WTF?
I thought we were supposed to be getting away from these bloody things and going to HTML5, not introducing even more of them.
Plugins, I mean.
A vulnerability has been found in the Unity Web Player plugin, which could allow an attacker to access any website with the credentials of the plug-in's user. The vulnerability could pass on private messages sent over Facebook and Gmail, or, if exploited on the Internet Explorer browser, it could even read local files from the …
There's a perfectly good "video"-tag. It just works, and even if it doesn't work you can always use an external player. It may not be perfect, but it's _much_ better than any of those special proprietary players will ever get.
The 1990s are over, get over it. Today you can just have an URL to a video file/stream inside a link and if people click it it'll just work.
So they reckon http://x:y@target.site/ is the same site as http://x:y@attacker.site/ ?
That means they aren't just naively comparing the two strings for equality. If they'd been *that* simple-minded, they'd have been safe. Tragically, however, someone knew that they had to parse the URL into components and compare only the domain. They just didn't know the syntax for a domain.

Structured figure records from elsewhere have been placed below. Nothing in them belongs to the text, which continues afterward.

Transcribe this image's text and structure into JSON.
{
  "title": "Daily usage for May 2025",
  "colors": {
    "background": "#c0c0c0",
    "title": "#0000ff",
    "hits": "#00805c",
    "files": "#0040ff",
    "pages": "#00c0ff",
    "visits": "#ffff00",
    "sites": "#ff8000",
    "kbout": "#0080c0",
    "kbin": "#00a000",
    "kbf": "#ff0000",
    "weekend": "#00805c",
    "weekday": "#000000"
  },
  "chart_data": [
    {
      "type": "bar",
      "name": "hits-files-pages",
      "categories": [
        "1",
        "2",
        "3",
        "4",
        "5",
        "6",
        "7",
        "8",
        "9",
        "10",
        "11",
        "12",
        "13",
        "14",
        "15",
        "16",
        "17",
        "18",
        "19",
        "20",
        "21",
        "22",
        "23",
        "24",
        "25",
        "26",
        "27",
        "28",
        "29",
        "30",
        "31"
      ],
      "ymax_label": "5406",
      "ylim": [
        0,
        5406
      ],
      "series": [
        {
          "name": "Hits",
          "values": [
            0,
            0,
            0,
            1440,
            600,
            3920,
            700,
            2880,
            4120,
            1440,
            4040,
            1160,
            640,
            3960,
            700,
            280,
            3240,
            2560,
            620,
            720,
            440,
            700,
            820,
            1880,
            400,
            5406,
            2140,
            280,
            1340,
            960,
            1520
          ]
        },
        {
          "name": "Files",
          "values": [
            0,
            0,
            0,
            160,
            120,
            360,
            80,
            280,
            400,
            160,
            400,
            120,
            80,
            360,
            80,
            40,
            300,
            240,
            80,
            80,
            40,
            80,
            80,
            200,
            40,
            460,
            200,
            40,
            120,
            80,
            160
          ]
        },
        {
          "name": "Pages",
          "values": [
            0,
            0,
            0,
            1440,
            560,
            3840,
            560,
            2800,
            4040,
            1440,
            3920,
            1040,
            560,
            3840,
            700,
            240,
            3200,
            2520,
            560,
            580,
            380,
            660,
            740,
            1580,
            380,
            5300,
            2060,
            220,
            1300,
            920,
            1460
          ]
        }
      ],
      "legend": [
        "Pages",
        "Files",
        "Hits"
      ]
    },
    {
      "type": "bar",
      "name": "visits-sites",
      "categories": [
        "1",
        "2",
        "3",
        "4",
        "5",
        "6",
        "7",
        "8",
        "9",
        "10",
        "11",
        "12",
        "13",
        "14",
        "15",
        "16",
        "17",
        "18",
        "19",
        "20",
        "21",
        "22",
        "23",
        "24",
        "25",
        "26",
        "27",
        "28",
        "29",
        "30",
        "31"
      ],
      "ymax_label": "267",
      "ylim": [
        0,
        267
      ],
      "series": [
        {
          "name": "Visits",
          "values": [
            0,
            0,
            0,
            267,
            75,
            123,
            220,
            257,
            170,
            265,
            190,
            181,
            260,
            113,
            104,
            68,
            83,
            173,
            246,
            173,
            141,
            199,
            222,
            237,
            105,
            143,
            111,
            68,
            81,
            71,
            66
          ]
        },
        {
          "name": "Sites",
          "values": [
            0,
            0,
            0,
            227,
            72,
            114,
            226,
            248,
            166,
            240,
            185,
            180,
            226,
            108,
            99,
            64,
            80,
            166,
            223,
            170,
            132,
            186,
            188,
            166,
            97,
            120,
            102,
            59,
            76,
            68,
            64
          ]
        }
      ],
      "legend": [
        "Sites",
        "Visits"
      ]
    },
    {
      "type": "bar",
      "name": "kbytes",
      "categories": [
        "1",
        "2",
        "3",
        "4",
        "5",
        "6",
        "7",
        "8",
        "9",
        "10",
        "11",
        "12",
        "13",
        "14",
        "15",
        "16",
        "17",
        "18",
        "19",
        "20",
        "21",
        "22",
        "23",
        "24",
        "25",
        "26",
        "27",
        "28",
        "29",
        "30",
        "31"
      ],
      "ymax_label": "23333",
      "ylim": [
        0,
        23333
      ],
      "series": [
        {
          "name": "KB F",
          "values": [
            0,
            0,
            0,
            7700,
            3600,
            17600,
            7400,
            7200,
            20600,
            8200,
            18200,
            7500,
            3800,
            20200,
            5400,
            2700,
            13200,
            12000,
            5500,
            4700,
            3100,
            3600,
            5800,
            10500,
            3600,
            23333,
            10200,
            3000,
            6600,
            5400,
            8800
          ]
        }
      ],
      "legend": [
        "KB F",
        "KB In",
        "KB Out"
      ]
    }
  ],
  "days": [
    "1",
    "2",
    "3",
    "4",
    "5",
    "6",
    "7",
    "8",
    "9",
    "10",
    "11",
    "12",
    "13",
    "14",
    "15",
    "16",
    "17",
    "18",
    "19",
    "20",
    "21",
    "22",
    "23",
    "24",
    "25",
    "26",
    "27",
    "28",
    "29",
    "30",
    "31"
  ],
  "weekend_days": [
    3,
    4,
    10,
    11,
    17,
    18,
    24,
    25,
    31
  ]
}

It reminds me of all those people who "knew" the extra rule about leap years and centuries, and consequently wrote extra code to get 2000 wrong.
Tough call...
A) Spend time/effort fixing issue with plugin that will be obsolete in a few months.
B) Try to rush replacement, hoping issue won't cause too much damage in the meantime.
I'd likely be using door number 2. I'd probably be trying to keep quiet about it as well! But ignoring a bug hunter results in bad publicity so they should have opened a dialogue with the guy at the very least imho.